Sukses

Briptu Imam Gilang, Sosok Pendiam itu Gugur di Kampung Melayu

Jenazah korban bom Kampung Melayu kemudian dibawa ke Bandara Soekarno-Hatta untuk diterbangkan ke Bandara Adi Sucipto Yogyakarta.

Liputan6.com, Jakarta - Sebuah gang kecil di Jalan Kelingkit, Menteng Dalam, Tebet, Jakarta Selatan, mendadak ramai. Di ujung terlihat bendera kuning dari kertas minyak terpasang. Bendera duka itu bertuliskan Imam Gilang Adinata.

Briptu Anumerta Imam Gilang Adinata menjadi salah satu korban meninggal akibat bom di Kampung Melayu, Jakarta Timur, Rabu, 24 Mei 2017, malam. Sosok yang dikenal pendiam tetapi pintar itu kini telah tiada.

Gang selebar satu meter itu dipenuhi warga, keluarga, dan rekan sesama polisi. Rumah sederhana itu tak henti-hentinya didatangi pelayat.

Jenazah Gilang berada di dalam peti yang dibalut kain merah putih. Di bagian atasnya terpampang foto Gilang berpakaian dinas kepolisian.

Peti itu terjulur di ruang tamu berukuran 1 x 4 meter. Ruangan itu hanya mampu menampung peti jenazah dan beberapa orang pelayat yang ingin membacakan doa.

Seorang anggota kepolisian terlihat sedang membaca Surat Yasin di sisi kanan peti jenazah. Tak sampai habis, pria itu tak kuasa menahan tangis hingga tubuhnya tertunduk.

Suara lirih terdengar dari dalam rumah. Wanita berpakaian serba hitam tengah menangis tersedu. Kepalanya tersandar di pundak wanita lain yang ada di sisi kirinya. Suara tangisan itu tak lain dari ibunda Gilang, Ningwiyanti.
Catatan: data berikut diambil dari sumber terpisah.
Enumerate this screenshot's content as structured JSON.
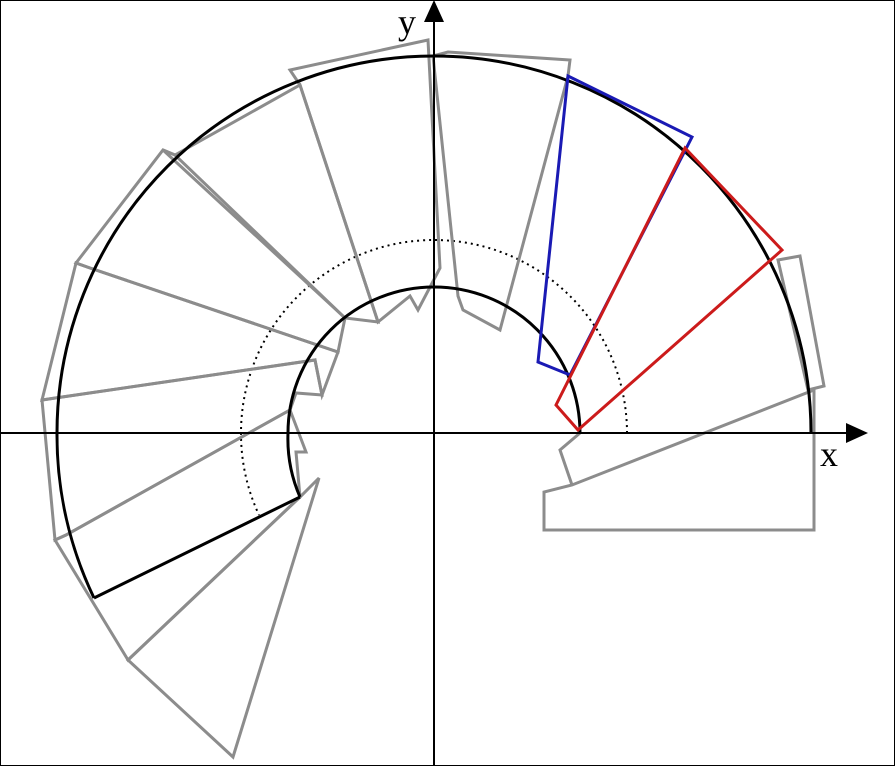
{
  "diagram": {
    "axes": {
      "x_label": "x",
      "y_label": "y"
    },
    "colors": {
      "background": "#ffffff",
      "frame": "#000000",
      "axis": "#000000",
      "outer_arc": "#000000",
      "inner_arc": "#000000",
      "dotted_arc": "#000000",
      "step_outline": "#8c8c8c",
      "highlight_step_1": "#1a1ab4",
      "highlight_step_2": "#cc1b1b",
      "final_step": "#000000"
    }
  }
}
Air matanya terus mengalir saat itu. Ketika berhasil mengendalikan diri, datang tamu lainnya. Kedatangan tamu itu membuat air mata Nining kembali mengalir.
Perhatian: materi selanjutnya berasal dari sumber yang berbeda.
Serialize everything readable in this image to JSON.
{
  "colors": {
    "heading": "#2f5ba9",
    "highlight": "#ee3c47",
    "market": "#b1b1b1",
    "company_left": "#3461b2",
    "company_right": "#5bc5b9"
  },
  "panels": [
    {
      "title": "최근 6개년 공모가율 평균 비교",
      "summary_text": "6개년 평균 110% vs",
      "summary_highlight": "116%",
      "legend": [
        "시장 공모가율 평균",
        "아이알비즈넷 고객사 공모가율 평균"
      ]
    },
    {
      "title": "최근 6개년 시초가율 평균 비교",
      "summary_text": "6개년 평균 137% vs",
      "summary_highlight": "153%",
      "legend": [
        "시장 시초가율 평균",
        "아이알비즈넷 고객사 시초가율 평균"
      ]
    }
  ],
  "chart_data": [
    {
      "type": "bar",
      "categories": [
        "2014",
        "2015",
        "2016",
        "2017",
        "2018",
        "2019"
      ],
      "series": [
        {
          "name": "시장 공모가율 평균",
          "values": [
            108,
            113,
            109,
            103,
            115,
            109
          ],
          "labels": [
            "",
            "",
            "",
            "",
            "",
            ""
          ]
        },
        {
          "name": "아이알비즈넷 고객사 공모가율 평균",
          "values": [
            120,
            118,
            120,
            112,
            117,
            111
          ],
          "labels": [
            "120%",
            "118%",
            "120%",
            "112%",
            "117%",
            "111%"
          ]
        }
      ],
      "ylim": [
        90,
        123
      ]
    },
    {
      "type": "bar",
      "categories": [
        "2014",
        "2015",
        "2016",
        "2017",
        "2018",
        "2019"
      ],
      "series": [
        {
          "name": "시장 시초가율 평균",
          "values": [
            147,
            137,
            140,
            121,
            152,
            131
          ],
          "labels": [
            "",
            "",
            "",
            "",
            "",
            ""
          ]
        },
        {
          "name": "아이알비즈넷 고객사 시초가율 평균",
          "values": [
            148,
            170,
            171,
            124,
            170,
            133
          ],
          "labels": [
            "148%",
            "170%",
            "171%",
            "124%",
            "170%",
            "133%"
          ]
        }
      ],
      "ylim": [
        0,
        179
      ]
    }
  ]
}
"Anak saya, Gilang," kata Nining sambil terus bersandar. Matanya menatap nanar ke arah peti jenazah yang berisi jasad anak sulungnya.
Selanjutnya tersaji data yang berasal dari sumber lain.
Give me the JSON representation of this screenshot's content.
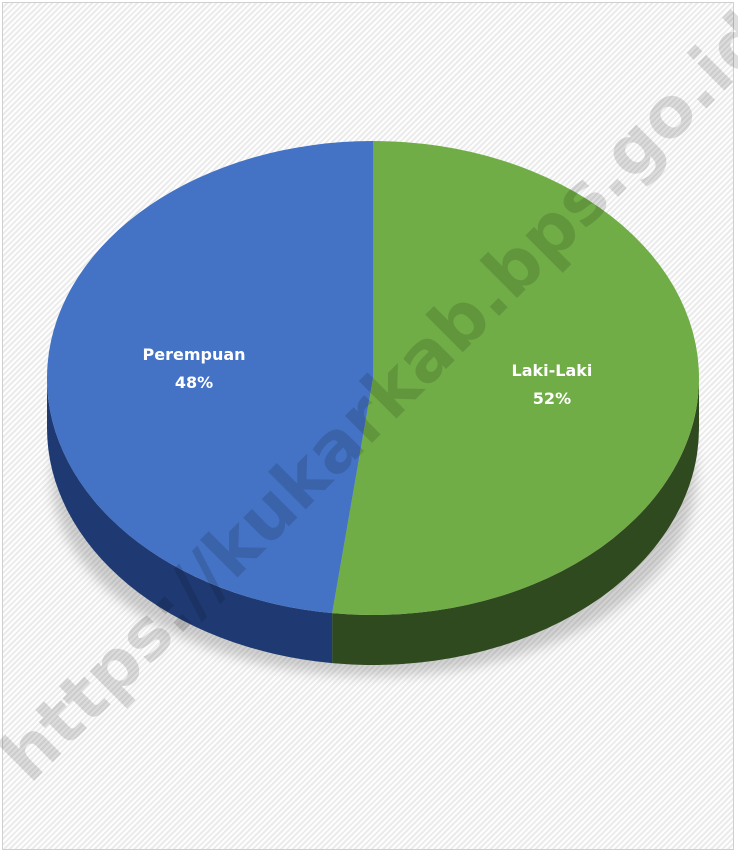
{
  "chart_data": {
    "type": "pie",
    "title": "",
    "style": "3d",
    "slices": [
      {
        "label": "Laki-Laki",
        "value": 52,
        "value_label": "52%",
        "color": "#70ad47",
        "side_color": "#2f4a1e"
      },
      {
        "label": "Perempuan",
        "value": 48,
        "value_label": "48%",
        "color": "#4472c4",
        "side_color": "#1f3a73"
      }
    ]
  },
  "watermark": "https://kukarkab.bps.go.id"
}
Sedangkan sang suami, Muhammad Sri Harjo, terus berada di sisi kanan Nining. Sesekali tangan Harjo mengelus pundak sang istri coba menenangkan.

Dimakamkan di Klaten

Pelaksana tugas (Plt) Gubernur DKI Jakarta Djarot Saiful Hidayat juga melayat ke rumah salah satu korban bom Kampung Melayu. Mengenakan kemeja hitam, Djarot langsung bersimpuh di depan peti jenazah. Kedua tangannya memegang kain merah putih penutup peti.

Kepalanya kemudian tertunduk disusul mengangkat kedua tangan seraya berdoa. Setelah beberapa menit berdoa, Djarot menghampiri Nining.

Nining langsung memeluk Djarot. Tangisnya tak tertahankan. Pria berkumis itu menenangkan Nining. "Anak saya, Pak, anak saya," ucap Nining tersedu.

Setelah berbincang dengan anggota keluarga lain, Djarot meninggalkan rumah duka.

Rumah Gilang terus didatangi pelayat. Sampai akhirnya jenazah dibawa ke lapangan SDN Menteng Dalam untuk mengikuti upacara kedinasan. Jenazah diusung oleh anggota polisi yang berjalan sejauh 200 meter.

Sepanjang jalan, Nining terus menangis. Langkahnya terasa berat. Saudara lain coba membopong Nining dan menjaga agar tubuhnya tidak jatuh di tengah jalan.

Tiba di lapangan, seorang polisi wanita membantu Nining berjalan menuju kursi yang berada di sebuah tenda. Langkah dia kembali terhenti di tengah lapangan.

"Ibu istigfar, jangan seperti ini. Ayo ibu istigfar, kuat ya," kata Polwan.

Prosesi penyerahan jenazah pun dimulai. Keluarga menyerahkan jenazah Gilang kepada kepolisian untuk kemudian dibawa ke Klaten guna dimakamkan.

Diiringi musik drum band, anggota kepolisian membawa jenazah Gilang menuju ambulans. Orangtua dan beberapa saudara lainnya menyusul masuk ambulans.

Jenazah korban bom Kampung Melayu kemudian dibawa ke Bandara Soekarno-Hatta untuk diterbangkan ke Bandara Adi Sucipto Yogyakarta. Rombongan kemudian menempuh jalan darat menuju Klaten.